The enforcement challenge is age verification. Requiring proof of age creates its own privacy problem: the verification process collects additional personal data (ID documents, biometric scans) that then needs protection. Age estimation technologies (using facial analysis to guess approximate age) are less invasive but less accurate, and their error rates disproportionately affect certain demographic groups.

The fundamental tension is that the internet wasn't designed with age verification in mind. Retrofitting it is difficult, privacy-invasive, and imperfect. The children who most need protection are often the most adept at circumventing age gates, and the age-verification data itself becomes a target for breaches.

Corporate Data Practices That Haven't Changed

Despite regulatory pressure and public awareness, several corporate practices remain widespread in 2025. Dark patterns in consent interfaces persist because enforcement is slow and penalties are low relative to the revenue generated by the data collected through those patterns.
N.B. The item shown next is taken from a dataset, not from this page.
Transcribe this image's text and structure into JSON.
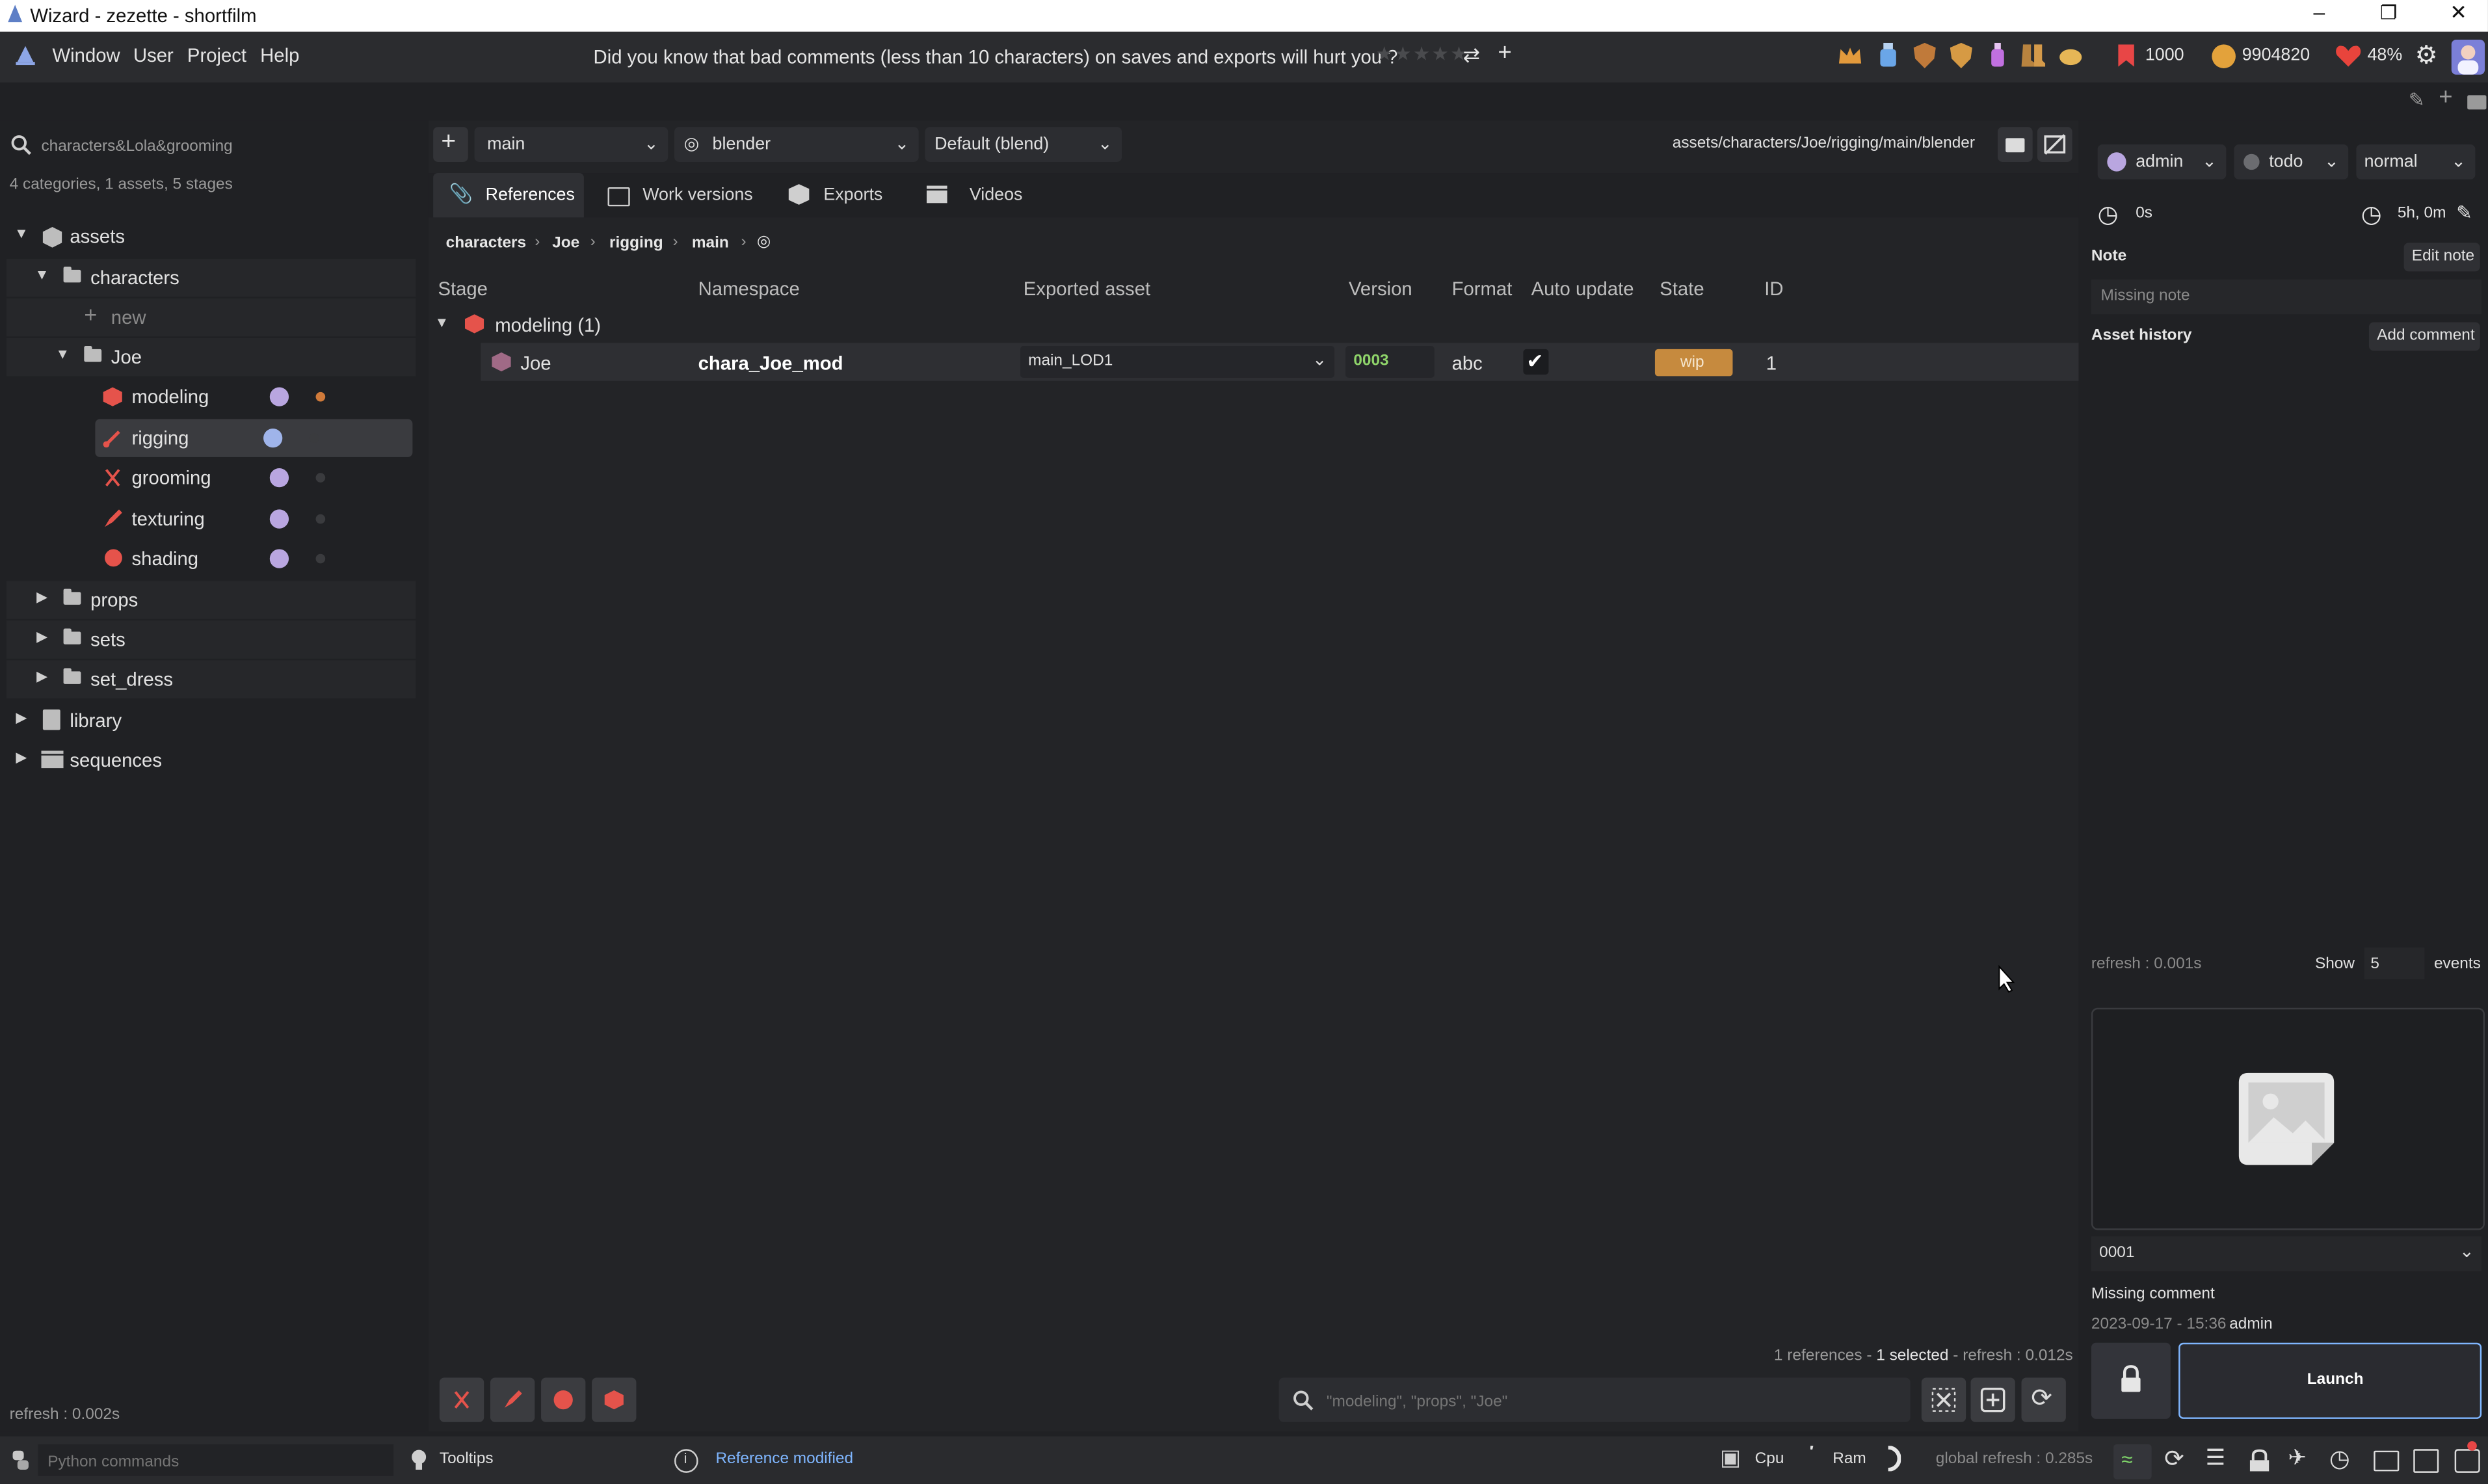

Data retention periods remain undefined at many companies because "delete after purpose is fulfilled" requires defining the purpose, and vague purposes ("improving services," "analytics," "future product development") justify indefinite retention.

Cross-device tracking has become more sophisticated as third-party cookies phase out. Probabilistic fingerprinting, first-party data partnerships, and authenticated traffic solutions have replaced cookie-based tracking for many advertisers. The tracking still happens. The mechanism has changed. The user sees fewer cookie banners and might assume less tracking is occurring, when in fact the tracking has moved to methods that don't require cookies and so don't trigger consent mechanisms.
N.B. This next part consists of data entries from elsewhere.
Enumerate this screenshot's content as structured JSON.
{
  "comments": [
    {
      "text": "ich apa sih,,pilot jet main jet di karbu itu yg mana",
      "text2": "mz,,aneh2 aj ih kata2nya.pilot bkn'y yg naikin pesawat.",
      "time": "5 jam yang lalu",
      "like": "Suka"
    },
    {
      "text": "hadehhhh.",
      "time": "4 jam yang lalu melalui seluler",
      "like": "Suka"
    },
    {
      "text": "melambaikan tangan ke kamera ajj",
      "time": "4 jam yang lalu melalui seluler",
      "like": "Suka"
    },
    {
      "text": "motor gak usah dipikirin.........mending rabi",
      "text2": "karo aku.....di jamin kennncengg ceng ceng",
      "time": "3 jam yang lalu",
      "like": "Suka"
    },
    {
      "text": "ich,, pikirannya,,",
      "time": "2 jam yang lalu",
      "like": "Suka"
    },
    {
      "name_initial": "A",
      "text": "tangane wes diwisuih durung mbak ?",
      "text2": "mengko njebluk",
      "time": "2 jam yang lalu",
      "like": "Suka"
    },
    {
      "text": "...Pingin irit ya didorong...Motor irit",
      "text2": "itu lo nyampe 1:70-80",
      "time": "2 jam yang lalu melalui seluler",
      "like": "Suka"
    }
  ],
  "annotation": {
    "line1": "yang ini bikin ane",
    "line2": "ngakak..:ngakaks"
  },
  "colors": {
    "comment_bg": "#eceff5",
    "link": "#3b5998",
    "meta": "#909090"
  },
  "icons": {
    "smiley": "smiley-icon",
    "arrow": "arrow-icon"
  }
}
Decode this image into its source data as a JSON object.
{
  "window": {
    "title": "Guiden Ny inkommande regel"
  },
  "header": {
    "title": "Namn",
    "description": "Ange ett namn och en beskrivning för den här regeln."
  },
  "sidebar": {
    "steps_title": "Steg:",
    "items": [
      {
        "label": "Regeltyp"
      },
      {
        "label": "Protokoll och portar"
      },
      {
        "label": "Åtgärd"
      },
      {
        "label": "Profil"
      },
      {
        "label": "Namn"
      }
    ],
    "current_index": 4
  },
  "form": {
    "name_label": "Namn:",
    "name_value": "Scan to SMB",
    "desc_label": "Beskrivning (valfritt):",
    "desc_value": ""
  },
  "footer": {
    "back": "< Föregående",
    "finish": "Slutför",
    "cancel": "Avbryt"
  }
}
Employee data collection has expanded, particularly for remote workers. Monitoring software that tracks keystrokes, screenshots, application usage, and mouse movements has become common in companies that transitioned to remote work. The privacy implications for employees are significant but receive less attention than consumer privacy because employment creates a power imbalance that makes meaningful consent questionable.

What Individual Action Looks Like in 2025

Individual action can't fix systemic problems, but it can reduce personal exposure. Password managers, enabled on roughly 30% of internet users according to recent surveys, eliminate password reuse and make credential-stuffing attacks ineffective against the accounts they protect. Two-factor authentication, now offered by most major services, adds a second barrier that survives a password breach.

Email aliasing (using a different address for each service) limits the blast radius of a breach at any single service and prevents cross-service tracking via email address as a join key. VPNs prevent ISP-level traffic logging and hide the user's IP address from the websites they visit, though the VPN provider itself can see the traffic unless the service has been independently audited for its no-logs claims.

Browser choice matters more than most people realise. Firefox with Enhanced Tracking Protection, Brave with its built-in ad and tracker blocking, and Safari with Intelligent Tracking Prevention all provide meaningfully better tracking resistance than Chrome's default configuration. Extensions like uBlock Origin, Privacy Badger, and the Electronic Frontier Foundation's HTTPS Everywhere add additional layers.

The trajectory of online privacy in 2025 is a slow shift from a data-maximalist default to a data-minimalist aspiration. The tools, regulations, and practices that support privacy are better than they were five years ago. The threats, incentives, and corporate behaviours that undermine privacy are also more sophisticated than they were five years ago. The trajectory matters more than the snapshot, and the trajectory, measured in regulation enacted, technical countermeasures deployed, and public awareness raised, points gradually in the right direction.